The department’s legal campaign had already undergone head-snapping changes in strategy this month. Department lawyers first said they were abandoning the case in the face of a Supreme Court ruling blocking the question, only to reverse course a day later and say they were exploring a “legally available path” to restoring the question on orders of Mr. Trump.
But that handed opponents of the citizenship question a legal opening: In a motion in Judge Furman’s court last week, they argued that the government had repeatedly said the lawsuit had to be resolved by June 30, when the printing of the 2020 census forms had to begin. The department’s announcement that it would continue to press for the question in July belied that explanation, opposition lawyers said.
They also suggested that the administration had set a false deadline for resolving the case to keep opponents from uncovering evidence that the citizenship question had been driven by a desire to help the Republican Party gain power when census figures are used to draw new political boundaries in 2021. The challengers said they would pursue sanctions against the defense for its conduct.
The Justice Department announced the switch in legal teams two days later on Friday.
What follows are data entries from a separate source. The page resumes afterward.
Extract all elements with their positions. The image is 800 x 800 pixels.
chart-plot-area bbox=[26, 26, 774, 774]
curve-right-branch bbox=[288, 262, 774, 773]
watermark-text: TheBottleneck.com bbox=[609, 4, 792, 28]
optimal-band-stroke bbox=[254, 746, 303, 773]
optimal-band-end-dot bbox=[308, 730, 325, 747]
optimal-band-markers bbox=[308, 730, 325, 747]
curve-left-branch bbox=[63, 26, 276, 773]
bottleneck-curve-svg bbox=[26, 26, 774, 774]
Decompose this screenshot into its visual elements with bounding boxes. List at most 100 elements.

While the department has not explained the change, multiple people familiar with the case have said that the lawyers resigned from the lawsuit out of ethical concerns and a belief that the suit was unwinnable.
Those people have said that many of the lawyers did not see a path forward on the case, given that any argument would most likely contradict statements made in district courts and the Supreme Court that the administration had to have a decision by June 30.
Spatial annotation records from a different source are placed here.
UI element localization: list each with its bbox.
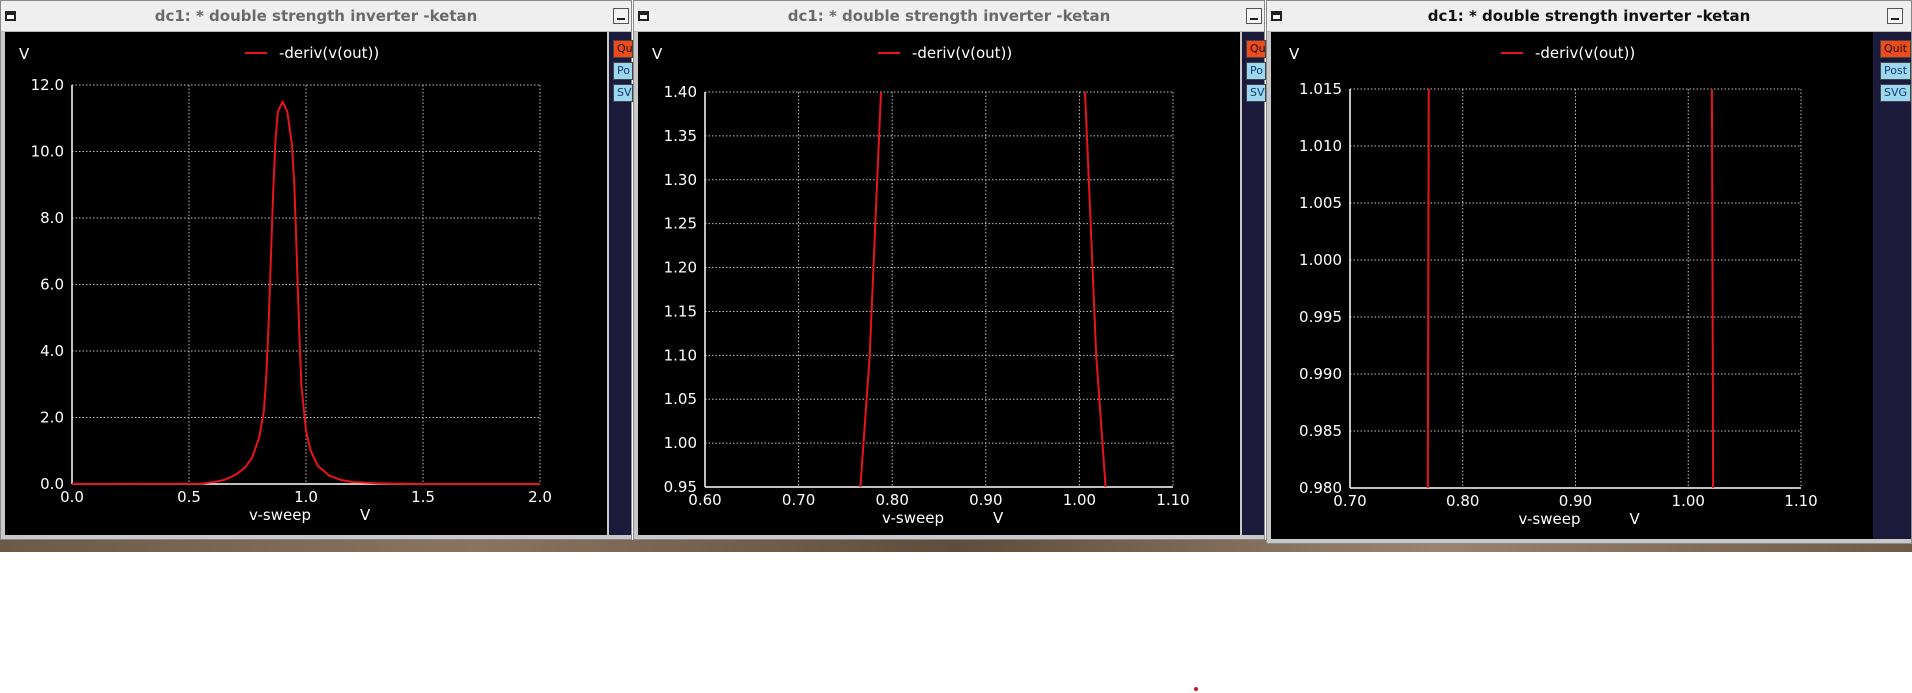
y-tick-label: 1.20 [664,259,697,277]
y-tick-label: 0.995 [1299,308,1342,326]
svg-button[interactable]: SV [613,84,633,102]
line-chart: 0.0 0.5 1.0 1.5 2.00.02.04.06.08.010.012.0Vv… [19,44,552,524]
svg-button[interactable]: SVG [1880,84,1911,102]
x-axis-unit: V [1630,510,1641,528]
y-tick-label: 6.0 [40,276,64,294]
x-tick-label: 1.00 [1063,491,1096,509]
y-tick-label: 1.00 [664,434,697,452]
x-tick-label: 0.80 [1446,492,1479,510]
minimize-button[interactable] [613,8,629,24]
y-tick-label: 1.005 [1299,194,1342,212]
plot-canvas: 0.70 0.80 0.90 1.00 1.10 0.980 0.985 0.990 0.995… [1271,32,1873,539]
y-tick-label: 1.35 [664,127,697,145]
svg-button[interactable]: SV [1246,84,1266,102]
x-axis-label: v-sweep [882,509,944,527]
y-tick-label: 0.990 [1299,365,1342,383]
x-tick-label: 0.90 [1559,492,1592,510]
minimize-button[interactable] [1887,8,1903,24]
window-title: dc1: * double strength inverter -ketan [1427,7,1751,25]
button-panel: Quit Post SVG [1873,32,1911,539]
x-tick-label: 1.00 [1672,492,1705,510]
x-tick-label: 0.5 [177,488,201,506]
minimize-button[interactable] [1246,8,1262,24]
series-line [1426,88,1430,489]
y-tick-label: 1.10 [664,346,697,364]
postscript-button[interactable]: Po [613,62,633,80]
title-bar[interactable]: dc1: * double strength inverter -ketan [1267,1,1911,32]
line-chart: 0.70 0.80 0.90 1.00 1.100.9800.9850.9900.995… [1289,44,1818,528]
plot-window-3[interactable]: dc1: * double strength inverter -ketan 0… [1266,0,1912,544]
x-tick-label: 0.80 [875,491,908,509]
y-tick-label: 1.15 [664,302,697,320]
x-axis-label: v-sweep [249,506,311,524]
y-tick-label: 1.000 [1299,251,1342,269]
x-axis-unit: V [360,506,371,524]
series-line [1084,91,1107,488]
plot-window-1[interactable]: dc1: * double strength inverter -ketan 0… [0,0,633,540]
button-panel: Qu Po SV [1242,32,1266,535]
y-tick-label: 4.0 [40,342,64,360]
y-tick-label: 0.95 [664,478,697,496]
series-line [1710,88,1715,489]
x-tick-label: 1.0 [294,488,318,506]
title-bar[interactable]: dc1: * double strength inverter -ketan [634,1,1264,32]
y-tick-label: 8.0 [40,209,64,227]
desktop-marker-dot [1194,687,1198,691]
y-tick-label: 1.010 [1299,137,1342,155]
y-tick-label: 1.40 [664,83,697,101]
plot-canvas: 0.0 0.5 1.0 1.5 2.0 0.0 2.0 4.0 6.0 8.0 10.0 12.0 Vv… [5,32,607,535]
postscript-button[interactable]: Post [1880,62,1911,80]
y-tick-label: 1.30 [664,171,697,189]
y-tick-label: 10.0 [31,143,64,161]
x-tick-label: 1.10 [1156,491,1189,509]
y-axis-label: V [19,45,30,63]
postscript-button[interactable]: Po [1246,62,1266,80]
y-axis-label: V [652,45,663,63]
window-title: dc1: * double strength inverter -ketan [154,7,478,25]
x-axis-unit: V [993,509,1004,527]
y-tick-label: 1.05 [664,390,697,408]
quit-button[interactable]: Qu [613,40,633,58]
x-axis-label: v-sweep [1519,510,1581,528]
window-title: dc1: * double strength inverter -ketan [787,7,1111,25]
quit-button[interactable]: Quit [1880,40,1911,58]
legend-label: -deriv(v(out)) [912,44,1012,62]
x-tick-label: 2.0 [528,488,552,506]
button-panel: Qu Po SV [609,32,633,535]
y-axis-label: V [1289,45,1300,63]
x-tick-label: 0.70 [782,491,815,509]
legend-label: -deriv(v(out)) [1535,44,1635,62]
y-tick-label: 0.980 [1299,479,1342,497]
y-tick-label: 12.0 [31,76,64,94]
legend-label: -deriv(v(out)) [279,44,379,62]
y-tick-label: 1.015 [1299,80,1342,98]
x-tick-label: 0.90 [969,491,1002,509]
x-tick-label: 1.5 [411,488,435,506]
title-bar[interactable]: dc1: * double strength inverter -ketan [1,1,631,32]
series-line [859,91,882,488]
x-tick-label: 1.10 [1784,492,1817,510]
line-chart: 0.60 0.70 0.80 0.90 1.00 1.100.951.001.051.10… [652,44,1190,527]
y-tick-label: 0.0 [40,475,64,493]
plot-window-2[interactable]: dc1: * double strength inverter -ketan 0… [633,0,1266,540]
y-tick-label: 1.25 [664,215,697,233]
y-tick-label: 2.0 [40,409,64,427]
plot-canvas: 0.60 0.70 0.80 0.90 1.00 1.10 0.95 1.00 1.05 1.10… [638,32,1240,535]
y-tick-label: 0.985 [1299,422,1342,440]
quit-button[interactable]: Qu [1246,40,1266,58]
But were that explanation given to Judge Furman, it would undermine any future arguments made by the Trump administration as it continues to find a way to put the citizenship question onto the census.
“They are absolutely in a bind,” said Neal Katyal, a partner at Hogan Lovells and the former acting solicitor general. “They can’t answer the question without gutting what Trump and Barr are trying to do. They can try to avoid being forthcoming, which is increasingly the modus operandi of Trump’s Justice Department. But that move will fail in the courts, as today’s decision indicates.”